The Unsolved Sword Code
Geeky is the new sexy. If, like me, you love a good puzzle, then you’re no longer just someone who’s up for a wordsearch of a Sunday afternoon. No, you’re a zeitgeist-busting puzzle-solver. And puzzle-solvers are cool now. Whether it’s Mark Zuckerberg’s hackathons or otterfaced heart throb Benedict Cumberbatch in the Imitation Game, our stock is high. NSA coder Edward Snowdon is so popular that there are multiple agencies desperate to get their hands on him.
With the summer ahead, I’ve packed in the puzzle books and plan to spend long hours by the pool cryptic-crossword-ing away. But now there’s a real-life mystery for me and my fellow-geeks to solve. The British Library have put a 13th Century sword on display in their latest exhibition, and nobody can understand the inscription engraved onto it. The cypher is as follows: NDXOXCHWDRGHDXORVI.

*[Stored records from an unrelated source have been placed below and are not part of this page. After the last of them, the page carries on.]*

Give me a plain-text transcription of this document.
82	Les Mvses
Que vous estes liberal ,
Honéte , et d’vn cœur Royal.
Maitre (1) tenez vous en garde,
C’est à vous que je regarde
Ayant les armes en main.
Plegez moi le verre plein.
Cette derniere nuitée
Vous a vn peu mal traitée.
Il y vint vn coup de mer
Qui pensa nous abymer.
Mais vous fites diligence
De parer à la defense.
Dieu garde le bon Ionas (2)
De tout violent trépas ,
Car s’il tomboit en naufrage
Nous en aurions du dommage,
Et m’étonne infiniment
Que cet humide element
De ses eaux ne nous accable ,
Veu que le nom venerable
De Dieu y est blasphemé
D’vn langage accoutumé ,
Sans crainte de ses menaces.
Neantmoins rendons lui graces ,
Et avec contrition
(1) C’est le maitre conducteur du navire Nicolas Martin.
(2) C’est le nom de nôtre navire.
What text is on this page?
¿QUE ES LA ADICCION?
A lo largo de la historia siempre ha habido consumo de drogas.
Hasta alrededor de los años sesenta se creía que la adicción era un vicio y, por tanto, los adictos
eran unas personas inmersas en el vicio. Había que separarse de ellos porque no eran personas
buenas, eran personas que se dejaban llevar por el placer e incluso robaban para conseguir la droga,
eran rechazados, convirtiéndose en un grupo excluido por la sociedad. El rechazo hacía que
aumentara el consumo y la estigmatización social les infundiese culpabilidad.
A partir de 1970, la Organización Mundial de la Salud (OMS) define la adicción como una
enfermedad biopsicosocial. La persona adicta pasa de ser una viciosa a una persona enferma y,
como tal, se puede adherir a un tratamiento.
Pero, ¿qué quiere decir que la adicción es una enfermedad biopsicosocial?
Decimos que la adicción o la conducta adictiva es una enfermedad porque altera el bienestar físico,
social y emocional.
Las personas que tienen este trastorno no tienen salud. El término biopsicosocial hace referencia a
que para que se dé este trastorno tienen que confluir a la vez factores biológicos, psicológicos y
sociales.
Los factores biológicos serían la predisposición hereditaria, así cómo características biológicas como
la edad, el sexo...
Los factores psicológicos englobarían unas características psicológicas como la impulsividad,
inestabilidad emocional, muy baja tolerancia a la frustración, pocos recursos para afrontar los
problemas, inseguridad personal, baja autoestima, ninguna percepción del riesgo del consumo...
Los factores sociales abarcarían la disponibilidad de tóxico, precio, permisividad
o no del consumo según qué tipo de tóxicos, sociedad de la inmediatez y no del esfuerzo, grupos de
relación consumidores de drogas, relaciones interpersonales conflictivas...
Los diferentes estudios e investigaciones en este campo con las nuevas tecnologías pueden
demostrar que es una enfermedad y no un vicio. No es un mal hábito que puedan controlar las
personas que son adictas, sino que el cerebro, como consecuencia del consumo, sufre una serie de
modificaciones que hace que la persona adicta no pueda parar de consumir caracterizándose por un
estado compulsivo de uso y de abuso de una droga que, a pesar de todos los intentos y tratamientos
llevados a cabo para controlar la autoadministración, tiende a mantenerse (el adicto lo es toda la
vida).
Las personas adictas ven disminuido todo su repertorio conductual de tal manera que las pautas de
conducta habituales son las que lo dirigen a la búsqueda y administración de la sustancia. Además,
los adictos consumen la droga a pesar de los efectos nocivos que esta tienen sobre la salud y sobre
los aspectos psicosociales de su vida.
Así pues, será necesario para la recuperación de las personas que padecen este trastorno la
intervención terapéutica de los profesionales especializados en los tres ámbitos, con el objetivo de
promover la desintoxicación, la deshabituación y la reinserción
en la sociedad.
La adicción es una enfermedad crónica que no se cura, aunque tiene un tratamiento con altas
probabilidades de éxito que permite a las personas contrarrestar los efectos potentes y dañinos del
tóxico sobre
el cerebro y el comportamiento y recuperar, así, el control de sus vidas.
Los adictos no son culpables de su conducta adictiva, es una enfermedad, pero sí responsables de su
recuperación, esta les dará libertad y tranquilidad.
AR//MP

The sword, discovered in a river in Lincolnshire, has outfoxed puzzlers and decoders at the museum and they are hoping that a member of the public will come forward with a solution. The museum’s curator of early modern manuscripts certainly doesn’t seem to have much of a clue. “If you work on the theory that the language is Latin then the opening three initials, NDX, could be Noster Dominus Christus… but then the rest is gobbledegook,” said Julian Harrison; helpfully adding “it’s not Welsh”.
This is not the first time that us armchair puzzlers have been invited to help decode messages which have baffled experts. In 2012 the remains of a World War Two carrier pigeon were discovered in a Surrey chimney, a mystery message attached to its foot. The unsolved code went viral and a historian and amateur puzzler from Canada finally cracked it, apparently in just 17 minutes.